The Supreme Court has ruled that catalogue company Shop Direct Group (SDG) must pay corporation tax on a £125m VAT repayment relating to overpayments made over many years by companies in the Littlewoods corporate group which no longer trade, confirming earlier rulings handed down by the First Tier Tribunal, Upper Tribunal and Court of Appeal, reports Pat Sweet
These VAT overpayments were made on an incorrect understanding of law: the VAT was wrongly calculated when goods were sold to agents of the supplier with a discount for commission. The relevant supplies were made between 1978 and 1996 by companies within the group, including SDG.
VAT was paid to HMRC in relation to these supplies by the representative member of the group under section 43 of Value Added Tax Act 1994 (VATA 1994).
By 2007, following a series of reorganisations within the group, each of the companies which had made relevant supplies had permanently discontinued its trade.
In September 2007, SDG received the VAT repayment as beneficial owner at the time of receipt. The Supreme Court considered the issue of whether this was liable to corporation tax under the Income and Corporation Taxes Act 1988 (ICTA).
Sections 103 and 106 of ICTA imposed a charge to corporation tax on post-cessation receipts from a trade, profession or vocation, in order to prevent tax avoidance by businesses choosing when to discontinue operating. [Shop Direct Group v Commissioners for Her Majesty’s Revenue and Customs  UKSC 7 On appeal from  EWCA Civ 255].
The Supreme Court unanimously dismissed SDG’s appeal, concluding that s103 does not contain an implicit restriction so that the charge to tax on post-cessation receipts falls only on the former trader whose trade was the source of the income.
Ruling on section 103
The judges gave three reasons in support of this conclusion.
First, there is nothing in the wording of s103 which necessitates such implication. The charge to tax is clear: where a trade has been permanently discontinued, corporation tax shall be charged on ‘sums arising from the carrying on of the trade… during any period before the discontinuance’.
Section 103(1) required only that the sums ‘are received’ after the discontinuance; it specified the source of the sums falling within the charge but imposed no further restriction.
Secondly, s103 was designed to catch the ‘fruit’ of the trade. Its aim was to make sure that sums which a person received, which arose from a discontinued trade and which were not otherwise taxed, were brought into a charge to tax. No sound policy reason has been suggested for confining the charge to the former trader and his personal representatives.
Thirdly, the neighbouring provisions of s103 drew a distinction between the person chargeable to tax and the person who had previously carried on the trade.
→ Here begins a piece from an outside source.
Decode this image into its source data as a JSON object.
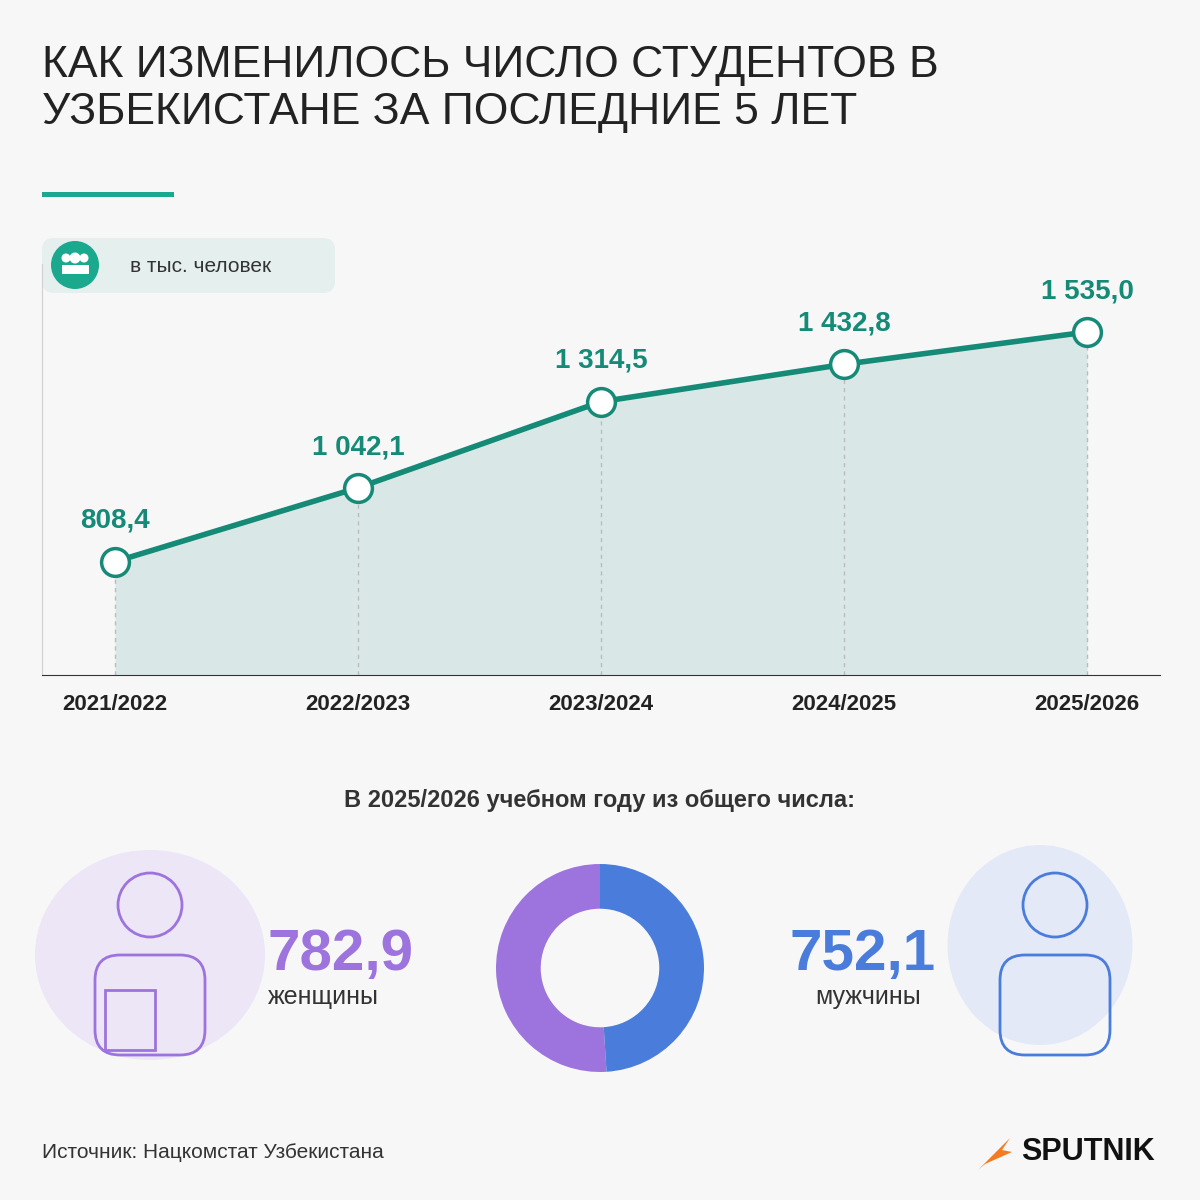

This suggests that the former was not confined to the latter.
The court rejected SDG’s submission that the sum it received equivalent to the VAT repayment did not have a former trade as its source, but was the result of an intra-group arrangement which was either a transfer for no consideration of that sum, or a transfer for no consideration of the rights to the VAT repayment.
The judges said that under s103 of ICTA, the focus was on the original source of the receipt; the arrangements within the group as to the specific company that was to receive the VAT repayment did not alter that original source. As a result, SDG has to pay the corporation tax.
At the end of the judgment, the judge noted: ‘Before concluding, I would like to acknowledge the admirable decision of the First Tier Tribunal in this case, which involved grappling with many more factual and legal issues than this court has had to address.’